In some circumstances, corrective action can be taken during memory allocation and the request can be fulfilled. To gain control when the global operator new function fails, use the _set_new_handler function (defined in NEW.H) as follows:
#include <stdio.h>
#include <new.h>
// Define a function to be called if new fails to allocate memory.
int MyNewHandler( size_t size )
{
clog << "Allocation failed. Coalescing heap." << endl;
// Call a fictitious function to recover some heap space.
return CoalesceHeap();
}
void main()
{
// Set the failure handler for new to be MyNewHandler.

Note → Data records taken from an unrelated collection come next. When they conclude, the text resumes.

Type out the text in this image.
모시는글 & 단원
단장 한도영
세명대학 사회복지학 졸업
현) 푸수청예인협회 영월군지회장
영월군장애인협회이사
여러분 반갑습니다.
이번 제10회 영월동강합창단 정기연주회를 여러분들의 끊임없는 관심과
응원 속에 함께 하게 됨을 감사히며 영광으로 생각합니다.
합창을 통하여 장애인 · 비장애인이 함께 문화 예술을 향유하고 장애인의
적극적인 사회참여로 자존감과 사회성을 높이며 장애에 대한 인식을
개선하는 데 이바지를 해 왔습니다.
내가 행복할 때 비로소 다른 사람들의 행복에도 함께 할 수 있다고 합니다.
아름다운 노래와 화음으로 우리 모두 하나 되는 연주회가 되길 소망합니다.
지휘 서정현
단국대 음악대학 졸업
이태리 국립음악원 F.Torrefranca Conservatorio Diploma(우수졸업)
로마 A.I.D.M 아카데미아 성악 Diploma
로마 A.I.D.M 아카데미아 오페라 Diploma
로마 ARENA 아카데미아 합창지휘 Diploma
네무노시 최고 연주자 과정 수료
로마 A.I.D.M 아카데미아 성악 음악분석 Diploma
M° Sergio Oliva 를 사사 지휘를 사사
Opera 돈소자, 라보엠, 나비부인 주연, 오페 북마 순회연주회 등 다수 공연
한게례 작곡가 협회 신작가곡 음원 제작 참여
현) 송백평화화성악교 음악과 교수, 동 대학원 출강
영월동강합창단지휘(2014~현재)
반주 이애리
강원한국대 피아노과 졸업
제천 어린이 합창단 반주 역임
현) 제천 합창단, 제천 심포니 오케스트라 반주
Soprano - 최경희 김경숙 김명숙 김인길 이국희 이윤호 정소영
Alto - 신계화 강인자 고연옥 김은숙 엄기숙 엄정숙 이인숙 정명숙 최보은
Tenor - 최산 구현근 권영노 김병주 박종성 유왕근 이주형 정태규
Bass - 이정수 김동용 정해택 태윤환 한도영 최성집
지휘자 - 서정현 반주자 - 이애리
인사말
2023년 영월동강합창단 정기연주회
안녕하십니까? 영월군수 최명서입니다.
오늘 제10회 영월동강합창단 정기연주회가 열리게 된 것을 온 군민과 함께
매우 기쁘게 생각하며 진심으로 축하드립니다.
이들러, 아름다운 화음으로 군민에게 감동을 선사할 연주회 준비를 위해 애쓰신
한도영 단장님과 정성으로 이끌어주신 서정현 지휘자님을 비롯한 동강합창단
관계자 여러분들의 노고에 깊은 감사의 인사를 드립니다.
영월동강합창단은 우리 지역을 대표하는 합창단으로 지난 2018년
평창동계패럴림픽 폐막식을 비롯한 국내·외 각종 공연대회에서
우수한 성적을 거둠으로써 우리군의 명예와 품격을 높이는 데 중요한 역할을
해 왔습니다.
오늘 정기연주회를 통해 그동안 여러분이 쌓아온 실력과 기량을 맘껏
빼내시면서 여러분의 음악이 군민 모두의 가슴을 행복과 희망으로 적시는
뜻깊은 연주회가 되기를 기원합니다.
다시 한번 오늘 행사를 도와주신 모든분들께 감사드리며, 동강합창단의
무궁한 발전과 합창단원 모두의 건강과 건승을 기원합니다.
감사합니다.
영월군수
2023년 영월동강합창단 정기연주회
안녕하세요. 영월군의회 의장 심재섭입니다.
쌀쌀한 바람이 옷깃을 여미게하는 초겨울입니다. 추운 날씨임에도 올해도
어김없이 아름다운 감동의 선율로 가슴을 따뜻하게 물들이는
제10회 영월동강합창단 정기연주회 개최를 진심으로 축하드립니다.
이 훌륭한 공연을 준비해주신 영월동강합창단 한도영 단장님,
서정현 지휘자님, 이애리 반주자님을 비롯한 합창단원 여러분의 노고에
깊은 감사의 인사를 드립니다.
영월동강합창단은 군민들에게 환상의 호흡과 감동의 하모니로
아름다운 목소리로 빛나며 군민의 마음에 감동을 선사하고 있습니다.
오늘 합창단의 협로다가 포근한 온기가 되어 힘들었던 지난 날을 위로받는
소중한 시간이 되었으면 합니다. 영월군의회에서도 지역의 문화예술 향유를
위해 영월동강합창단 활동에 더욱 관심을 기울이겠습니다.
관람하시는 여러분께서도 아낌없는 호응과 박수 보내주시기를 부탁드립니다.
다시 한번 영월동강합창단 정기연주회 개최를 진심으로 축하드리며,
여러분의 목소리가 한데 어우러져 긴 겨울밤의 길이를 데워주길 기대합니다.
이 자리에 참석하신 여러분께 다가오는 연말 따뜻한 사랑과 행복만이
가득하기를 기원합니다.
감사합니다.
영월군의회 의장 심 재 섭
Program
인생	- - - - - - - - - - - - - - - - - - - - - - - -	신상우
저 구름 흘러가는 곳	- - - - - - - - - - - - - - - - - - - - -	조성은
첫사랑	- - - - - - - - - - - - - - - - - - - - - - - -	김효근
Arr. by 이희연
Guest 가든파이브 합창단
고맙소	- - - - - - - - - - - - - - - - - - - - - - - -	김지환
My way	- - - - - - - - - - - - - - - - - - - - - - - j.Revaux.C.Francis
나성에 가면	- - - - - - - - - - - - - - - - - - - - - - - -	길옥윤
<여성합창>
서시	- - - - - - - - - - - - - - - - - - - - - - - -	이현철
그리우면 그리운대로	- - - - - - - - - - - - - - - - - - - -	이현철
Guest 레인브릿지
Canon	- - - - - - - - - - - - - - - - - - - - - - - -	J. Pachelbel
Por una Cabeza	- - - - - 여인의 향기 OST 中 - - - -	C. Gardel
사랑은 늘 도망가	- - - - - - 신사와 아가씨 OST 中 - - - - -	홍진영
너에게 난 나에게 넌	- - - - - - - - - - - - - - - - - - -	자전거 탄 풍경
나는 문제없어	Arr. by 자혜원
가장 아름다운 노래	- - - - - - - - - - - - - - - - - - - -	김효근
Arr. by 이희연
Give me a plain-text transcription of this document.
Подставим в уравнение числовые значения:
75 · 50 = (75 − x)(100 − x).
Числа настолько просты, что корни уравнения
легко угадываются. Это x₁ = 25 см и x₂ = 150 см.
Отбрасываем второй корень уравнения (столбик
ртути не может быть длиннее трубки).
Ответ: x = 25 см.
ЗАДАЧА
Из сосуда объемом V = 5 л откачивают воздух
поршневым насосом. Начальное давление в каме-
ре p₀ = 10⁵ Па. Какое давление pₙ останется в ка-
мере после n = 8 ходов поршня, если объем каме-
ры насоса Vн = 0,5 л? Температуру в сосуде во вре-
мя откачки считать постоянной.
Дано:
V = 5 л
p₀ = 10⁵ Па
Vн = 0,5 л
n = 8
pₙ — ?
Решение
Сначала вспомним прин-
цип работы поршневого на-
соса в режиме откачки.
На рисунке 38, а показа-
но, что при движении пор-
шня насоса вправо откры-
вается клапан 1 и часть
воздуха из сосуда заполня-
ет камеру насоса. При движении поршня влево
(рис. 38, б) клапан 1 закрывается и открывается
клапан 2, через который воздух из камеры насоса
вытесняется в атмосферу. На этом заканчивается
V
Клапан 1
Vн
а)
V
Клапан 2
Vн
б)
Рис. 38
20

_set_new_handler( MyNewHandler );
int *pi = new int[BIG_NUMBER];
}
In the preceding example, the first statement in main sets the new handler to MyNewHandler
. The second statement tries to allocate a large block of memory using the new operator. When the allocation fails, control is transferred to MyNewHandler
. The argument passed to MyNewHandler
is the number of bytes requested. The value returned from MyNewHandler
is a flag indicating whether allocation should be retried: a nonzero value indicates that allocation should be retried, and a zero value indicates that allocation has failed.
MyNewHandler
prints a warning message and takes corrective action. If MyNewHandler
returns a nonzero value, the new operator retries the allocation. When MyNewHandler
returns a 0 the new operator stops trying and returns a zero value to the program.
The _set_new_handler function returns the address of the previous new handler. Therefore, if a new handler needs to be installed for a short time, the previous new handler can be reinstalled using code such as the following:
#include <new.h>
...
_PNH old_handler = _set_new_handler( MyNewHandler );
// Code that requires MyNewHandler.
...
// Reinstall previous new handler.
_set_new_handler( old_handler );
A call to _set_new_handler with an argument of 0 causes the new handler to be removed. There is no default new handler.
The new handler you specify can have any name, but it must be a function returning type int (nonzero indicates the new handler succeeded, and zero indicates that it failed).
If a user-defined operator new is provided, the new handler functions are not automatically called on failure.
The prototype for _set_new_handler and the type _PNH is defined in NEW.H:
_PNH _set_new_handler( _PNH );
The type _PNH is a pointer to a function that returns type int and takes a single argument of type size_t.